Conservative estimates indicate that the 2010 BP oil disaster released over 200 million gallons of oil into the Gulf, followed by at least 1.8 million gallons of dispersants. While the use of dispersants helped mitigate the public relations disaster by preventing the persistent formation of surface oil, as well as keeping many beaches visibly untouched, they also drove the oil deeper into the water column (and food chain) rendering a 2-dimensional problem (surface oil) into a 3-dimensional one.
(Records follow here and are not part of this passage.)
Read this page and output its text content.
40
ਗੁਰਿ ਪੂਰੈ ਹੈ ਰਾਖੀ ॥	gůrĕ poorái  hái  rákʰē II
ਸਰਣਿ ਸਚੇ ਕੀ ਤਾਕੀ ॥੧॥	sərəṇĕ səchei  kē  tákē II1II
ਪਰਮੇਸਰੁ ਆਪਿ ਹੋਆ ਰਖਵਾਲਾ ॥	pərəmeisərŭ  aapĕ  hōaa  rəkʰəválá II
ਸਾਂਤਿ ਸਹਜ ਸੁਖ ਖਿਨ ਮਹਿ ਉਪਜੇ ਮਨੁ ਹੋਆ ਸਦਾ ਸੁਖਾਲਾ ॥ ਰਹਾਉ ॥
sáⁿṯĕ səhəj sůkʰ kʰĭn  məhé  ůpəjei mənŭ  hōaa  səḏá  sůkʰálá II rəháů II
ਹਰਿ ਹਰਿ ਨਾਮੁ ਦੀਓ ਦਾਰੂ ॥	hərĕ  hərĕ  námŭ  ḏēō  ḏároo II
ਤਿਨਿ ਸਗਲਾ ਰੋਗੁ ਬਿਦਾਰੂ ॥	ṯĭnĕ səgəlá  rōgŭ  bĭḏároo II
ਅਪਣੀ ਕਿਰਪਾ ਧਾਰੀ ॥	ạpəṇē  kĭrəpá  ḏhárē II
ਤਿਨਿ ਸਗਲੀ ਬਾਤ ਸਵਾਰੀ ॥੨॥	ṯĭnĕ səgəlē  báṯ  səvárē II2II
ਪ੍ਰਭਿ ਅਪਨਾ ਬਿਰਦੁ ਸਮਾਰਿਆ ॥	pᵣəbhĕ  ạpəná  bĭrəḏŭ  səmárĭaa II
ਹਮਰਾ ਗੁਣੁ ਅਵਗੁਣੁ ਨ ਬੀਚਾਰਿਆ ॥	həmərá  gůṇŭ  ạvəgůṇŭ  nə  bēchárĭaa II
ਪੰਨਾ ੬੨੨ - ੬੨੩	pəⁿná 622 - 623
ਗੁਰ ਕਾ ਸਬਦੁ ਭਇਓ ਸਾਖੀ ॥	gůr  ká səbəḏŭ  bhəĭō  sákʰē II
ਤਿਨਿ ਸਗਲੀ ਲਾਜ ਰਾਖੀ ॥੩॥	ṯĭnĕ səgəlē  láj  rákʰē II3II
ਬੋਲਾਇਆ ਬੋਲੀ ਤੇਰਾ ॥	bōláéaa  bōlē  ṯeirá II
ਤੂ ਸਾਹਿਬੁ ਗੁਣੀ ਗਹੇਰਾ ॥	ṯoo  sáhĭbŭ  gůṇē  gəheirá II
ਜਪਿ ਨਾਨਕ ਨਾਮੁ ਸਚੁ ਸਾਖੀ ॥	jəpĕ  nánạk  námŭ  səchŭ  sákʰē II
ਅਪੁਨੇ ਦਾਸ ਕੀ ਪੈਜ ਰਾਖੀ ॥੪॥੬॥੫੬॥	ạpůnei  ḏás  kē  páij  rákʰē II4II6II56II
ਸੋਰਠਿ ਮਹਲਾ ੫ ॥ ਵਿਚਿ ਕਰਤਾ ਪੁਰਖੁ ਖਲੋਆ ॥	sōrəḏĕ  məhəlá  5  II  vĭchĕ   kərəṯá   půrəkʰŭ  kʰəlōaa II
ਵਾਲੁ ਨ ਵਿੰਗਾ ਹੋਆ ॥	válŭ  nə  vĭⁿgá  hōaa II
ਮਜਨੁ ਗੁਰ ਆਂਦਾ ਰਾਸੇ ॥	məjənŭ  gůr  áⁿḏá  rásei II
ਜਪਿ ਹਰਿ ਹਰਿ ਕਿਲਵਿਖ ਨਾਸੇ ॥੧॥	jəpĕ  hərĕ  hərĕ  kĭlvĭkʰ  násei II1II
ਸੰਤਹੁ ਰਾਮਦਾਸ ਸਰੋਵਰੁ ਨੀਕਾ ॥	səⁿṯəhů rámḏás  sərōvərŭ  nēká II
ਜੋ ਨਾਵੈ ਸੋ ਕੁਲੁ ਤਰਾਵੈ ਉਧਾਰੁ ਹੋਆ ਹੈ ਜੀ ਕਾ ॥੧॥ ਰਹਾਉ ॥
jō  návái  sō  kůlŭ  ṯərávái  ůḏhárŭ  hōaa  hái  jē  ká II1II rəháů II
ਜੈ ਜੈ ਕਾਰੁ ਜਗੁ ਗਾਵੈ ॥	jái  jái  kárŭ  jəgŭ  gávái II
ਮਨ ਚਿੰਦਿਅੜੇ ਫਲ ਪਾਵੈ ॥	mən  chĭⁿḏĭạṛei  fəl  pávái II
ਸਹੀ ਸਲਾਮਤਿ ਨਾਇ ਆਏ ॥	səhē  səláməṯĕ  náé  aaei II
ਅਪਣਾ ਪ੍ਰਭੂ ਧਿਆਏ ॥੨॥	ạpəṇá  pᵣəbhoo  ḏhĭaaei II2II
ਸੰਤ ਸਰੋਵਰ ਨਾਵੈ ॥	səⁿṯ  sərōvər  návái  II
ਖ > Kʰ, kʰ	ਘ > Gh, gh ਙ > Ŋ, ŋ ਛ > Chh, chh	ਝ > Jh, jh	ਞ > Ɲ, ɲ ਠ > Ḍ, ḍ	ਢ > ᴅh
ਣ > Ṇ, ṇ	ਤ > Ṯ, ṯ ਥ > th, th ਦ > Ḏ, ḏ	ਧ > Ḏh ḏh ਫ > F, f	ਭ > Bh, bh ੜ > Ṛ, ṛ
Additionally, research indicates that dispersants prevent the biodegradation of toxic oil components, as well as increasing dispersant absorption into fish from between 6 to 1100 fold higher levels.
Since the event, both the mainstream media and the government have acted as if the oil disappeared, and that no significant health risks remain for the millions still consuming contaminated seafood from the Gulf.*
Now, a new study published in the journal Environmental Health Perspectives has revealed that the 2010 BP Gulf oil disaster resulted in widespread contamination of Gulf Coast seafood with toxic components from crude oil.1 In fact, levels of polycyclic aromatic hydrocarbons (PAHs) in shrimp were found to exceed the FDA’s established thresholds for allowable levels [levels of concern (LOCs)] for pregnant women in up to 53% of Gulf shrimp sampled.
PAHs are well-known carcinogens and developmental toxicants, which is why the U.S. Food and Drug Administration (FDA) is obligated to set risk criteria and thresholds for allowable levels of exposure to them.**
In the new study the authors set out to evaluate the degree to which the FDA’s procedures for determining the safety of Gulf seafood after the BP disaster reflect the current risk assessment guidelines and practices, as produced by other authoritative entities, including the National Research Council (NRC), the World Health Organization (WHO), the U.S. Environmental Protection Agency (EPA) and the California EPA. The authors focused on cancer risk associated with shellfish consumption, looking at whether or not the FDA’s guidelines protect the most vulnerable populations, e.g. pregnant women, infants.
The authors discovered a glaring discrepancy between the FDA Gulf seafood risk assessment (FDA 2010a) and the FDA’s own prior practice with risk assessment guidelines produced by other authoritative entities.
The FDA’s risk assessment was found to be seriously flawed because of the following six questionable assumptions:
The questionable assumptions include six main issues: a) high consumer body weight, b) low estimates of seafood consumption, c) failure to include a cancer risk assessment for naphthalene, d) failure to adjust for early-life susceptibility to PAHs, e) short exposure duration, and f) high cancer risk benchmarks. Taken together, these flaws illustrate a failure to incorporate the substantial body of evidence on the increased vulnerability of subpopulations to contaminants, such as PAHs, in seafood.